According to the diplomat, there are no grounds to expect a humanitarian catastrophe in Aleppo.
"Judging by the political aspects, I would say that there are no grounds to fear a humanitarian catastrophe in Aleppo," he said.
He drew attention to the fact that various international organizations and Western and some of the regional mass media began to show concern over the humanitarian situation in Aleppo when Syrian air force started to deliver airstrikes against militant convoys moving along the Castello road which is used to provide supplies to terrorist groups around the city from abroad.
"It looks like these concerns emerged not for nothing.
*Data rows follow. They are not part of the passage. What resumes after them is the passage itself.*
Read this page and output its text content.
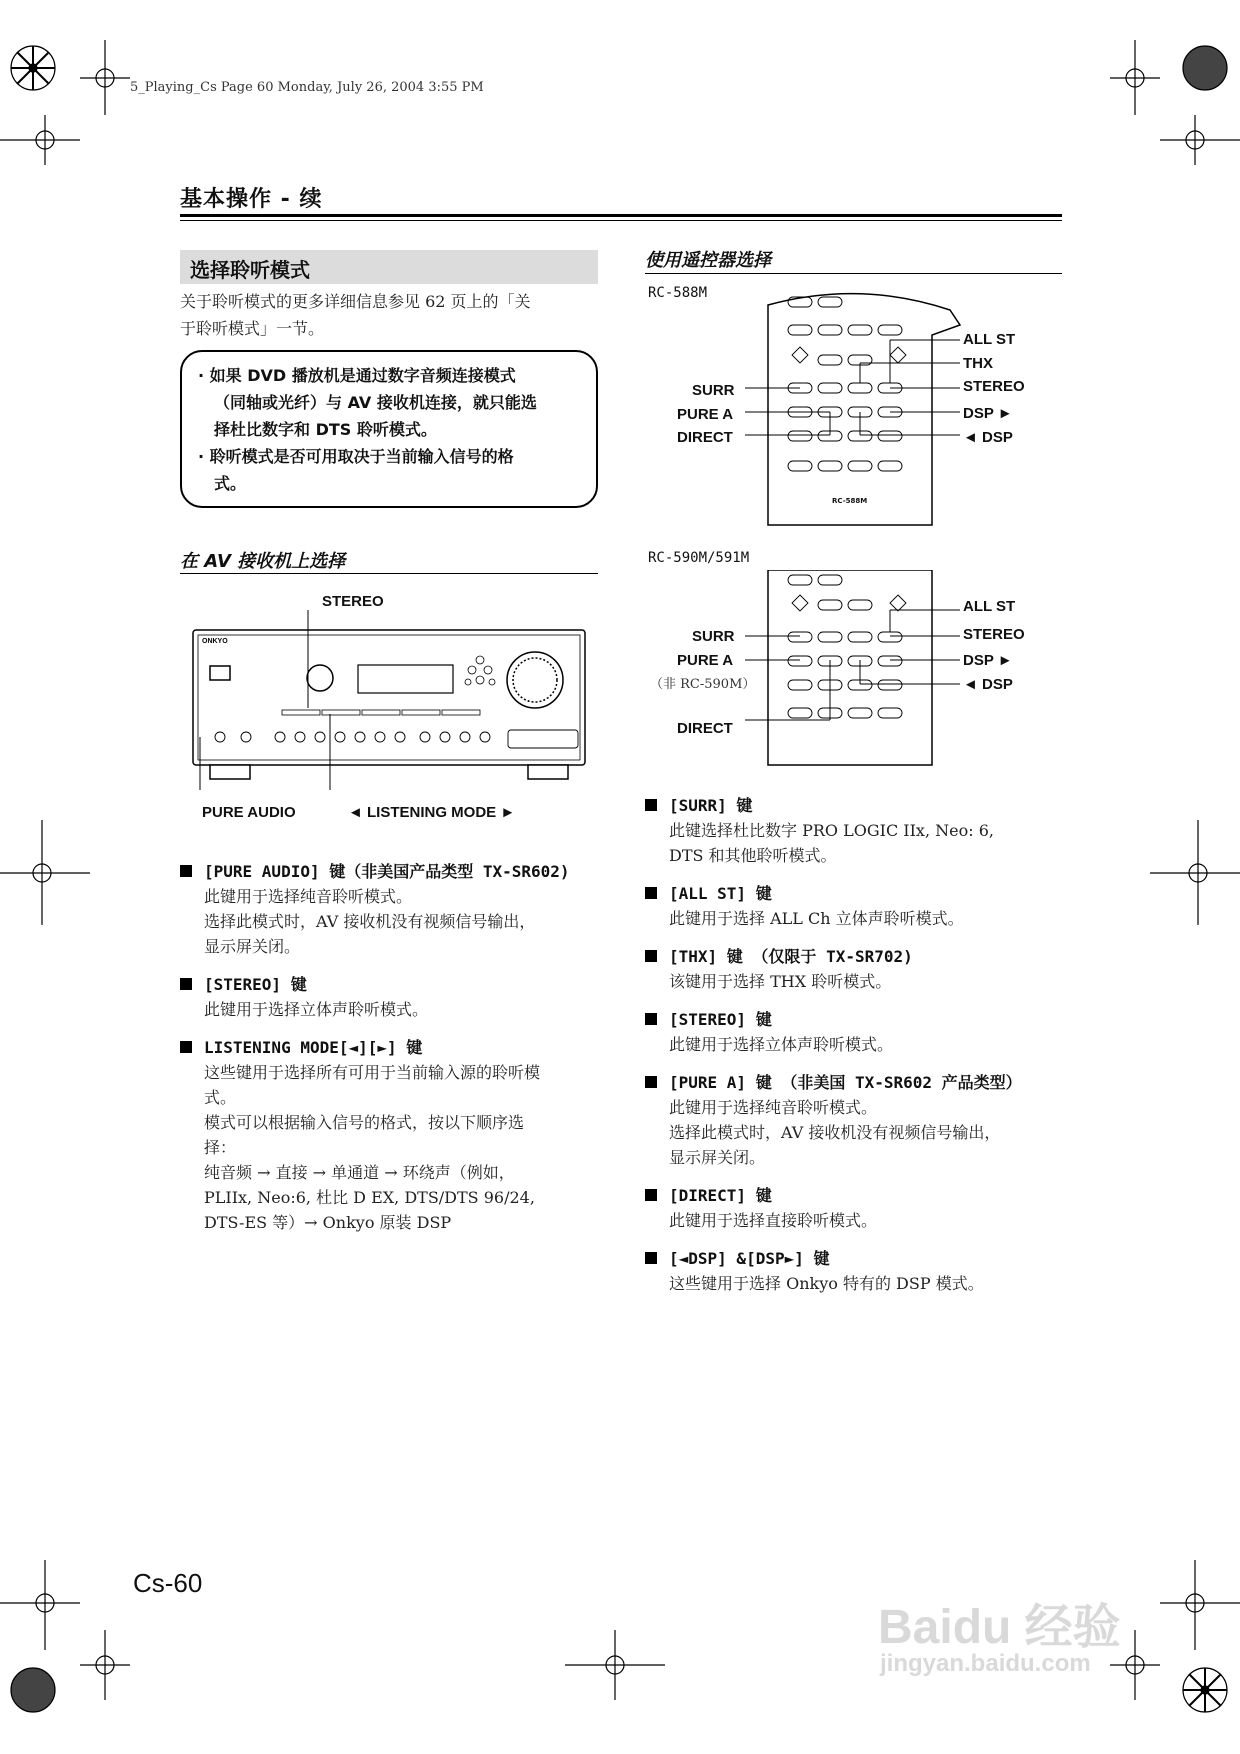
5_Playing_Cs Page 60 Monday, July 26, 2004 3:55 PM
基本操作 - 续
选择聆听模式
关于聆听模式的更多详细信息参见 62 页上的「关
于聆听模式」一节。
· 如果 DVD 播放机是通过数字音频连接模式
（同轴或光纤）与 AV 接收机连接，就只能选
择杜比数字和 DTS 聆听模式。
· 聆听模式是否可用取决于当前输入信号的格
式。
在 AV 接收机上选择
STEREO
ONKYO
PURE AUDIO	◄ LISTENING MODE ►
[PURE AUDIO] 键（非美国产品类型 TX-SR602)
此键用于选择纯音聆听模式。
选择此模式时，AV 接收机没有视频信号输出，
显示屏关闭。
[STEREO] 键
此键用于选择立体声聆听模式。
LISTENING MODE[◄][►] 键
这些键用于选择所有可用于当前输入源的聆听模
式。
模式可以根据输入信号的格式，按以下顺序选
择：
纯音频 → 直接 → 单通道 → 环绕声（例如，
PLIIx, Neo:6, 杜比 D EX, DTS/DTS 96/24,
DTS-ES 等）→ Onkyo 原装 DSP
使用遥控器选择
RC-588M
SURR
PURE A
DIRECT
ALL ST
THX
STEREO
DSP ►
◄ DSP
RC-588M
RC-590M/591M
SURR
PURE A
（非 RC-590M）
DIRECT
ALL ST
STEREO
DSP ►
◄ DSP
[SURR] 键
此键选择杜比数字 PRO LOGIC IIx, Neo: 6,
DTS 和其他聆听模式。
[ALL ST] 键
此键用于选择 ALL Ch 立体声聆听模式。
[THX] 键 （仅限于 TX-SR702)
该键用于选择 THX 聆听模式。
[STEREO] 键
此键用于选择立体声聆听模式。
[PURE A] 键 （非美国 TX-SR602 产品类型）
此键用于选择纯音聆听模式。
选择此模式时，AV 接收机没有视频信号输出，
显示屏关闭。
[DIRECT] 键
此键用于选择直接聆听模式。
[◄DSP] &[DSP►] 键
这些键用于选择 Onkyo 特有的 DSP 模式。
Cs-60
Baidu 经验
jingyan.baidu.com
They were a reaction to airstrikes against militant convoys on the Castello road that were geared to stop supplies to militants from abroad," the Russian diplomat noted. "As for the military situation around Aleppo, so far, government forces have to conduct fierce defense battles to repel massive attacks of Jabhat al-Nusra jihadists and their allies."
The ambassador has also pointed out that the situation in Damascus had considerably improved but the threat of large-scale terrorist attacks remained.
"Objectively speaking, the situation in Damascus has considerably improved in the recent months," he said. "The center of the city, including the area where our embassy is located, is no longer a target for missile and mortar shelling." In his words, the situation in central Damascus is "more or less quiet."
"However the threat of large-scale terrorist attacks remains, as seen from the recent blasts in Damascus’ suburb of Sayyidah Zaynab, when dozens of people died or received wounds in a terrorist attack," he said.
"Clashes continue in the city’s suburbs and adjacent neighborhoods - Eastern Ghouta, Western Ghouta, where militants of the terrorist organizations Jabhat al-Nusra and Islamic State [both outlawed in Russian - TASS] and other illegal armed groups affiliated with them are present," the Russian ambassador noted.